Profile Applicability:         

  • Level 1         

Description:

Publicly accessible EMR clusters can expose data to unauthorized access, compromising the security and integrity of sensitive data. It is recommended to ensure that EMR Clusters are not publicly accessible unless absolutely required. By disabling public access, you ensure that the EMR cluster is only accessible from within your Virtual Private Cloud (VPC) or through secure channels.

Rationale:

Public access to your EMR clusters increases the surface area for potential attacks and unauthorized access. Disabling public access limits the exposure of your clusters and ensures that only authorized users within your VPC or other specified resources can access the clusters, thus improving security and protecting sensitive data.

Impact:   

  • Positive Impact: By disabling public access, you enhance the security posture of your EMR clusters by ensuring they are not directly accessible from the internet.

  • Negative Impact: In rare cases, disabling public access may limit the ability to troubleshoot or access EMR resources from external sources. This limitation should be carefully evaluated for specific use cases.

Default Value:  

  • Off by default.

Pre-Requisite:

  • AWS Account Access: Requires IAM permissions to manage EMR configurations.

  • EMR Cluster: Ensure there are running EMR clusters in your AWS account.

  • VPC: Ensure your EMR cluster is associated with a VPC that has appropriate security controls.

Remediation:

Test Plan

Using AWS Console:

  1. Sign in to the AWS Management Console.

  2. Navigate to Amazon EMR by visiting Amazon EMR Console.

  3. In the left navigation panel, choose Clusters, then select the EMR cluster you want to check.

  4. Under the Cluster Details, check the Publicly Accessible setting.

    • If the Publicly Accessible setting is enabled (set to "Yes"), disable it by changing the setting to "No".

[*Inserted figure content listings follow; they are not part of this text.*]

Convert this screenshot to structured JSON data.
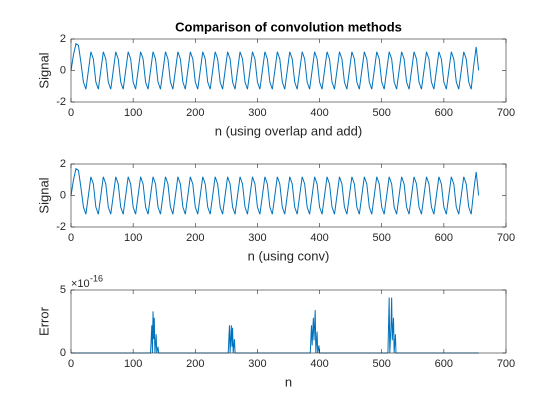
{
  "chart_data": [
    {
      "type": "line",
      "title": "Comparison of convolution methods",
      "xlabel": "n (using overlap and add)",
      "ylabel": "Signal",
      "xlim": [
        0,
        700
      ],
      "xticks": [
        0,
        100,
        200,
        300,
        400,
        500,
        600,
        700
      ],
      "ylim": [
        -2,
        2
      ],
      "yticks": [
        -2,
        0,
        2
      ],
      "series": [
        {
          "color": "#0072bd",
          "x": [
            0,
            4,
            8,
            12,
            16,
            20,
            24,
            28,
            32,
            36,
            40,
            44,
            48,
            52,
            56,
            60,
            64,
            68,
            72,
            76,
            80,
            84,
            88,
            92,
            96,
            100,
            104,
            108,
            112,
            116,
            120,
            124,
            128,
            132,
            136,
            140,
            144,
            148,
            152,
            156,
            160,
            164,
            168,
            172,
            176,
            180,
            184,
            188,
            192,
            196,
            200,
            204,
            208,
            212,
            216,
            220,
            224,
            228,
            232,
            236,
            240,
            244,
            248,
            252,
            256,
            260,
            264,
            268,
            272,
            276,
            280,
            284,
            288,
            292,
            296,
            300,
            304,
            308,
            312,
            316,
            320,
            324,
            328,
            332,
            336,
            340,
            344,
            348,
            352,
            356,
            360,
            364,
            368,
            372,
            376,
            380,
            384,
            388,
            392,
            396,
            400,
            404,
            408,
            412,
            416,
            420,
            424,
            428,
            432,
            436,
            440,
            444,
            448,
            452,
            456,
            460,
            464,
            468,
            472,
            476,
            480,
            484,
            488,
            492,
            496,
            500,
            504,
            508,
            512,
            516,
            520,
            524,
            528,
            532,
            536,
            540,
            544,
            548,
            552,
            556,
            560,
            564,
            568,
            572,
            576,
            580,
            584,
            588,
            592,
            596,
            600,
            604,
            608,
            612,
            616,
            620,
            624,
            628,
            632,
            636,
            640,
            644,
            648,
            652,
            656
          ],
          "values": [
            0,
            1.0,
            1.7,
            1.6,
            0.5,
            -0.73,
            -1.19,
            0,
            1.19,
            0.73,
            -0.73,
            -1.19,
            0,
            1.19,
            0.73,
            -0.73,
            -1.19,
            0,
            1.19,
            0.73,
            -0.73,
            -1.19,
            0,
            1.19,
            0.73,
            -0.73,
            -1.19,
            0,
            1.19,
            0.73,
            -0.73,
            -1.19,
            0,
            1.19,
            0.73,
            -0.73,
            -1.19,
            0,
            1.19,
            0.73,
            -0.73,
            -1.19,
            0,
            1.19,
            0.73,
            -0.73,
            -1.19,
            0,
            1.19,
            0.73,
            -0.73,
            -1.19,
            0,
            1.19,
            0.73,
            -0.73,
            -1.19,
            0,
            1.19,
            0.73,
            -0.73,
            -1.19,
            0,
            1.19,
            0.73,
            -0.73,
            -1.19,
            0,
            1.19,
            0.73,
            -0.73,
            -1.19,
            0,
            1.19,
            0.73,
            -0.73,
            -1.19,
            0,
            1.19,
            0.73,
            -0.73,
            -1.19,
            0,
            1.19,
            0.73,
            -0.73,
            -1.19,
            0,
            1.19,
            0.73,
            -0.73,
            -1.19,
            0,
            1.19,
            0.73,
            -0.73,
            -1.19,
            0,
            1.19,
            0.73,
            -0.73,
            -1.19,
            0,
            1.19,
            0.73,
            -0.73,
            -1.19,
            0,
            1.19,
            0.73,
            -0.73,
            -1.19,
            0,
            1.19,
            0.73,
            -0.73,
            -1.19,
            0,
            1.19,
            0.73,
            -0.73,
            -1.19,
            0,
            1.19,
            0.73,
            -0.73,
            -1.19,
            0,
            1.19,
            0.73,
            -0.73,
            -1.19,
            0,
            1.19,
            0.73,
            -0.73,
            -1.19,
            0,
            1.19,
            0.73,
            -0.73,
            -1.19,
            0,
            1.19,
            0.73,
            -0.73,
            -1.19,
            0,
            1.19,
            0.73,
            -0.73,
            -1.19,
            0,
            1.19,
            0.73,
            -0.73,
            -1.19,
            0,
            1.19,
            0.73,
            -0.73,
            -1.19,
            0.3,
            1.5,
            0
          ]
        }
      ]
    },
    {
      "type": "line",
      "xlabel": "n (using conv)",
      "ylabel": "Signal",
      "xlim": [
        0,
        700
      ],
      "xticks": [
        0,
        100,
        200,
        300,
        400,
        500,
        600,
        700
      ],
      "ylim": [
        -2,
        2
      ],
      "yticks": [
        -2,
        0,
        2
      ],
      "series": [
        {
          "color": "#0072bd",
          "x": [
            0,
            4,
            8,
            12,
            16,
            20,
            24,
            28,
            32,
            36,
            40,
            44,
            48,
            52,
            56,
            60,
            64,
            68,
            72,
            76,
            80,
            84,
            88,
            92,
            96,
            100,
            104,
            108,
            112,
            116,
            120,
            124,
            128,
            132,
            136,
            140,
            144,
            148,
            152,
            156,
            160,
            164,
            168,
            172,
            176,
            180,
            184,
            188,
            192,
            196,
            200,
            204,
            208,
            212,
            216,
            220,
            224,
            228,
            232,
            236,
            240,
            244,
            248,
            252,
            256,
            260,
            264,
            268,
            272,
            276,
            280,
            284,
            288,
            292,
            296,
            300,
            304,
            308,
            312,
            316,
            320,
            324,
            328,
            332,
            336,
            340,
            344,
            348,
            352,
            356,
            360,
            364,
            368,
            372,
            376,
            380,
            384,
            388,
            392,
            396,
            400,
            404,
            408,
            412,
            416,
            420,
            424,
            428,
            432,
            436,
            440,
            444,
            448,
            452,
            456,
            460,
            464,
            468,
            472,
            476,
            480,
            484,
            488,
            492,
            496,
            500,
            504,
            508,
            512,
            516,
            520,
            524,
            528,
            532,
            536,
            540,
            544,
            548,
            552,
            556,
            560,
            564,
            568,
            572,
            576,
            580,
            584,
            588,
            592,
            596,
            600,
            604,
            608,
            612,
            616,
            620,
            624,
            628,
            632,
            636,
            640,
            644,
            648,
            652,
            656
          ],
          "values": [
            0,
            1.0,
            1.7,
            1.6,
            0.5,
            -0.73,
            -1.19,
            0,
            1.19,
            0.73,
            -0.73,
            -1.19,
            0,
            1.19,
            0.73,
            -0.73,
            -1.19,
            0,
            1.19,
            0.73,
            -0.73,
            -1.19,
            0,
            1.19,
            0.73,
            -0.73,
            -1.19,
            0,
            1.19,
            0.73,
            -0.73,
            -1.19,
            0,
            1.19,
            0.73,
            -0.73,
            -1.19,
            0,
            1.19,
            0.73,
            -0.73,
            -1.19,
            0,
            1.19,
            0.73,
            -0.73,
            -1.19,
            0,
            1.19,
            0.73,
            -0.73,
            -1.19,
            0,
            1.19,
            0.73,
            -0.73,
            -1.19,
            0,
            1.19,
            0.73,
            -0.73,
            -1.19,
            0,
            1.19,
            0.73,
            -0.73,
            -1.19,
            0,
            1.19,
            0.73,
            -0.73,
            -1.19,
            0,
            1.19,
            0.73,
            -0.73,
            -1.19,
            0,
            1.19,
            0.73,
            -0.73,
            -1.19,
            0,
            1.19,
            0.73,
            -0.73,
            -1.19,
            0,
            1.19,
            0.73,
            -0.73,
            -1.19,
            0,
            1.19,
            0.73,
            -0.73,
            -1.19,
            0,
            1.19,
            0.73,
            -0.73,
            -1.19,
            0,
            1.19,
            0.73,
            -0.73,
            -1.19,
            0,
            1.19,
            0.73,
            -0.73,
            -1.19,
            0,
            1.19,
            0.73,
            -0.73,
            -1.19,
            0,
            1.19,
            0.73,
            -0.73,
            -1.19,
            0,
            1.19,
            0.73,
            -0.73,
            -1.19,
            0,
            1.19,
            0.73,
            -0.73,
            -1.19,
            0,
            1.19,
            0.73,
            -0.73,
            -1.19,
            0,
            1.19,
            0.73,
            -0.73,
            -1.19,
            0,
            1.19,
            0.73,
            -0.73,
            -1.19,
            0,
            1.19,
            0.73,
            -0.73,
            -1.19,
            0,
            1.19,
            0.73,
            -0.73,
            -1.19,
            0,
            1.19,
            0.73,
            -0.73,
            -1.19,
            0.3,
            1.5,
            0
          ]
        }
      ]
    },
    {
      "type": "line",
      "xlabel": "n",
      "ylabel": "Error",
      "y_exponent": {
        "base": "×10",
        "power": "-16"
      },
      "xlim": [
        0,
        700
      ],
      "xticks": [
        0,
        100,
        200,
        300,
        400,
        500,
        600,
        700
      ],
      "ylim": [
        0,
        5e-16
      ],
      "yticks": [
        0,
        {
          "value": 5e-16,
          "label": "5"
        }
      ],
      "series": [
        {
          "color": "#0072bd",
          "x": [
            0,
            128,
            130,
            131,
            132,
            133,
            134,
            135,
            137,
            138,
            140,
            141,
            253,
            255,
            256,
            258,
            259,
            260,
            261,
            263,
            264,
            385,
            387,
            388,
            390,
            391,
            393,
            394,
            396,
            397,
            399,
            400,
            510,
            512,
            513,
            515,
            516,
            517,
            519,
            520,
            522,
            523,
            656
          ],
          "values": [
            0,
            0,
            2.2e-16,
            0,
            3.3e-16,
            1.1e-16,
            2.8e-16,
            0,
            1.5e-16,
            0,
            5e-17,
            0,
            0,
            2.2e-16,
            0,
            2.2e-16,
            5e-17,
            2e-16,
            0,
            1.1e-16,
            0,
            0,
            2.2e-16,
            6e-17,
            2.8e-16,
            1e-16,
            3.4e-16,
            0,
            1.7e-16,
            0,
            6e-17,
            0,
            0,
            4.4e-16,
            0,
            2.2e-16,
            4.4e-16,
            1e-16,
            2.8e-16,
            0,
            1.5e-16,
            0,
            0
          ]
        }
      ]
    }
  ]
}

  5. Click Save to apply changes.

  6. Change the AWS region from the navigation bar and repeat for other regions if applicable.

Using AWS CLI:

Run the following command to list the EMR clusters and check their public accessibility:

aws emr describe-cluster --cluster-id <cluster-id> --query 'Cluster.PubliclyAccessible'

 The expected output should show false to confirm the cluster is not publicly accessible:
 "false"

If the result is true, run the following command to modify the cluster and disable public access:

aws emr modify-cluster-attributes --cluster-id <cluster-id> --no-public-access

  1. Change the AWS region by updating the --region parameter value and repeat the steps for other regions.

Implementation Steps:

Using AWS Console:

  1. Sign in to the AWS Management Console.

  2. Navigate to Amazon EMR at Amazon EMR Console.

  3. In the left panel, choose Clusters, then select the EMR cluster you want to modify.

  4. Under Cluster Details, click on the Publicly Accessible setting and change it to No.

  5. Save Changes to apply the new setting.

Using AWS CLI:

Use the describe-cluster command to list the EMR cluster:

aws emr describe-cluster --cluster-id <cluster-id> --query 'Cluster.PubliclyAccessible'

Modify the cluster attributes to disable public access using:

aws emr modify-cluster-attributes --cluster-id <cluster-id> --no-public-access

  1. Run the describe-cluster command again to confirm that the cluster is no longer publicly accessible.

Backout Plan:

Using AWS Management Console:

  1. Sign in to the AWS Management Console.

  2. Navigate to Amazon EMR > Clusters.

  3. Select the cluster for which public access was disabled.

  4. Under Security Groups, update the configuration to re-enable public access by modifying the associated Security Group rules.

    • Add inbound rules to allow public traffic from specific IP ranges or 0.0.0.0/0 for complete public access.

  5. Save the changes to apply the updated settings.

Using AWS CLI:

Describe the EMR cluster to identify its security group settings:

aws emr describe-cluster --cluster-id <cluster-id>
Update the security group rules to allow public access by adding inbound rules:
aws ec2 authorize-security-group-ingress \
--group-id <security-group-id> \
--protocol tcp \
--port <port-number> \
--cidr 0.0.0.0/0
Verify the updated security group configuration:
aws ec2 describe-security-groups --group-ids <security-group-id>


  1. Confirm that the cluster is now publicly accessible.

References:

CIS Controls Mapping:

Control Version

Control ID

Control Description

v8

3.3

Configure data access control lists based on the need to know. Apply data access control lists to secure resources.

v7

9.4

Apply host-based firewalls or port filtering tools to secure systems.